To count edges from a PGR file collected from BGP paths we need to determine which observations are positive and negative evidence for the existence of an edge. We apply an assumption that many BGP paths are the shortest path between AS pairs. Of course, this assumption does not hold in general. Despite this, our inference algorithm can account for this error in the false positive rate of the inferred parameters. We provide an algorithm for counting how often a would be edge would create a shortened path and we consider that evidence that that edge does not exist, and record a negative observation.
The edge counting algorithm is computationally intensive. As such, it is recommended that for large datasets (anything more than a few time periods and every route collector will be quite large) the counting algorithm be executed on a compute cluster with at least 20 cpu cores. Any number of cores can be used on a multinode system if the nodes can communicate with infiniband and you can launch a job with slurm or some such job allocation technology. With few cores, expect this computation to take on the order of a day.
The counting algorithm program can be built from the soure code. A possibly working binary is included as well, but is unlikely to function due to differing UPC++ build environments. It is highly recommended to build the counting algorithm program yourself from the source. Once built, the program can be run on the PGR binary file as follows on a single node with 20 UPC++ ranks:
upcxx-run -N 1 -n 20 ./count.out --input_file 2022_01_01_pgrs.bin --output_directory 2022_01_01_classes/ --max_periods 1
This will output 20 separate class files. Each class file is a csv file containing the number of positive and negative observations of each route collector overall time periods.

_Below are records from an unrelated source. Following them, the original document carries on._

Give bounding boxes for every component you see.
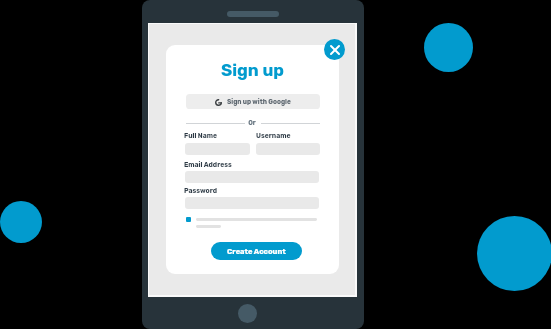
staticText: Sign up with Google <box>227 98 291 106</box>
staticText: Username <box>256 132 291 140</box>
button[interactable]: Sign up with Google <box>186 94 320 109</box>
staticText: Create Account <box>227 247 286 256</box>
button[interactable]: Create Account <box>211 242 302 260</box>
staticText: Or <box>244 119 260 127</box>
staticText: Full Name <box>184 132 218 140</box>
staticText: Password <box>184 187 218 195</box>
button[interactable]: Home <box>238 304 257 323</box>
button[interactable]: Close <box>324 39 345 60</box>
staticText: Email Address <box>184 161 232 169</box>
staticText: Sign up <box>166 60 339 80</box>
button[interactable]: Accept terms <box>186 217 191 222</box>
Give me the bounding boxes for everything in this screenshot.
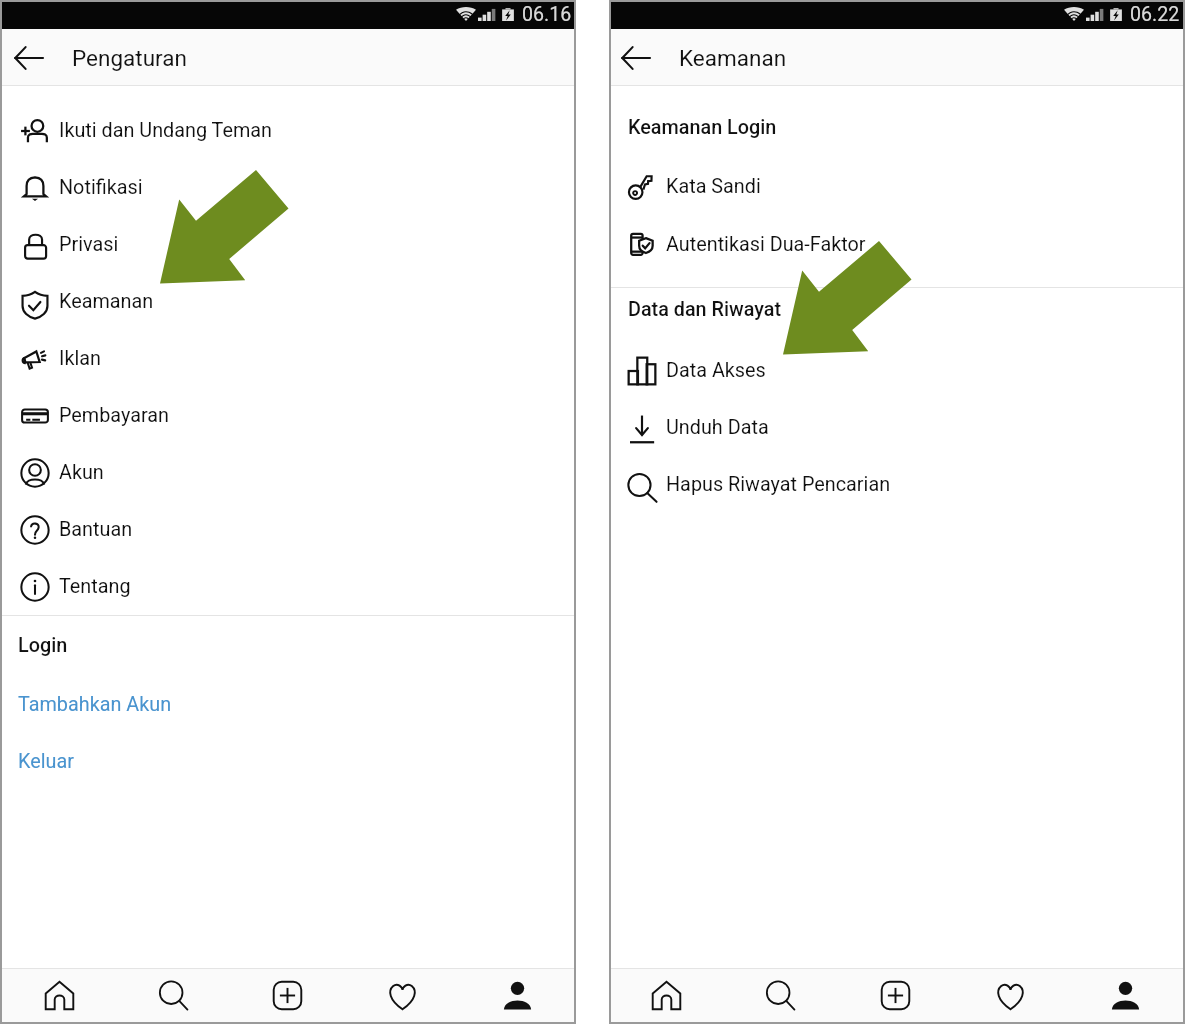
button[interactable]: Iklan	[2, 330, 575, 387]
staticText: Keluar	[18, 750, 74, 773]
staticText: Autentikasi Dua-Faktor	[666, 233, 866, 256]
staticText: Login	[18, 634, 68, 657]
staticText: Tambahkan Akun	[18, 693, 172, 716]
button[interactable]: Hapus Riwayat Pencarian	[609, 456, 1183, 513]
staticText: Hapus Riwayat Pencarian	[666, 473, 891, 496]
button[interactable]: Akun	[2, 444, 575, 501]
button[interactable]: Kembali	[607, 30, 663, 86]
button[interactable]: Privasi	[2, 216, 575, 273]
button[interactable]: Profil	[460, 968, 575, 1023]
button[interactable]: Cari	[116, 968, 230, 1023]
button[interactable]: Autentikasi Dua-Faktor	[609, 215, 1183, 273]
button[interactable]: Unduh Data	[609, 399, 1183, 456]
button[interactable]: Tambahkan Akun	[2, 676, 575, 733]
staticText: Pengaturan	[72, 45, 187, 71]
staticText: Kata Sandi	[666, 175, 761, 198]
button[interactable]: Kembali	[0, 30, 56, 86]
staticText: Ikuti dan Undang Teman	[59, 119, 272, 142]
staticText: Keamanan	[59, 290, 154, 313]
button[interactable]: Keluar	[2, 733, 575, 790]
button[interactable]: Tentang	[2, 558, 575, 615]
button[interactable]: Aktivitas	[953, 968, 1068, 1023]
staticText: Bantuan	[59, 518, 133, 541]
button[interactable]: Bantuan	[2, 501, 575, 558]
button[interactable]: Aktivitas	[345, 968, 460, 1023]
button[interactable]: Notifikasi	[2, 159, 575, 216]
staticText: Notifikasi	[59, 176, 143, 199]
staticText: Unduh Data	[666, 416, 769, 439]
staticText: Pembayaran	[59, 404, 169, 427]
staticText: Tentang	[59, 575, 131, 598]
staticText: Keamanan Login	[628, 116, 777, 139]
button[interactable]: Pembayaran	[2, 387, 575, 444]
button[interactable]: Ikuti dan Undang Teman	[2, 102, 575, 159]
button[interactable]: Cari	[723, 968, 838, 1023]
staticText: 06.16	[522, 3, 572, 26]
button[interactable]: Data Akses	[609, 342, 1183, 399]
staticText: Data dan Riwayat	[628, 298, 782, 321]
button[interactable]: Kata Sandi	[609, 157, 1183, 215]
staticText: 06.22	[1130, 3, 1180, 26]
button[interactable]: Buat	[838, 968, 953, 1023]
staticText: Data Akses	[666, 359, 766, 382]
staticText: Akun	[59, 461, 104, 484]
staticText: Keamanan	[679, 45, 787, 71]
button[interactable]: Profil	[1068, 968, 1183, 1023]
button[interactable]: Beranda	[609, 968, 723, 1023]
staticText: Iklan	[59, 347, 101, 370]
button[interactable]: Beranda	[2, 968, 116, 1023]
button[interactable]: Buat	[230, 968, 345, 1023]
button[interactable]: Keamanan	[2, 273, 575, 330]
staticText: Privasi	[59, 233, 119, 256]
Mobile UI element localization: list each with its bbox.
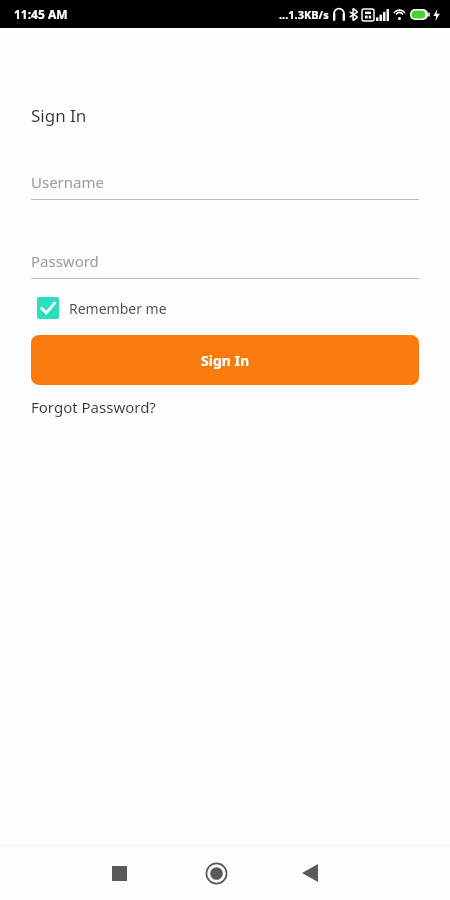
button[interactable]: Home bbox=[195, 852, 237, 894]
staticText: ...1.3KB/s bbox=[279, 7, 329, 22]
staticText: 11:45 AM bbox=[14, 6, 68, 22]
staticText: Username bbox=[31, 172, 104, 192]
button[interactable]: Recent apps bbox=[98, 852, 140, 894]
staticText: Sign In bbox=[201, 351, 250, 370]
staticText: Remember me bbox=[69, 299, 167, 318]
button[interactable]: Forgot Password? bbox=[31, 397, 156, 417]
button[interactable]: Sign In bbox=[31, 335, 419, 385]
staticText: Sign In bbox=[31, 104, 87, 127]
button[interactable]: Username bbox=[31, 169, 419, 200]
staticText: Password bbox=[31, 251, 99, 271]
button[interactable]: Remember me bbox=[31, 293, 173, 323]
staticText: Forgot Password? bbox=[31, 397, 156, 417]
button[interactable]: Back bbox=[289, 852, 331, 894]
button[interactable]: Password bbox=[31, 248, 419, 279]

In order to run the EM algorithm to infer the edge probabilities and other model parameters the files must be combined with the Merge Class Counts program.
python merge_class_counts.py --input_dir 2022_01_01_classes --output_file 2022_01_01_em_input.bin --num_nodes N
N here is the number of unique ASes seen in the PGR files. You can calculate this by iterating throught the pickled PGR files from step 1.
The counting algorithm requires UPC++ in order to build and launch. The installation of UPC++ is available for different systems at UPC++.
Making the counting executable will also require an upto date boost library implementation. You may need to point the compilation commands in the makefile to your boost installation if it is not in the default location.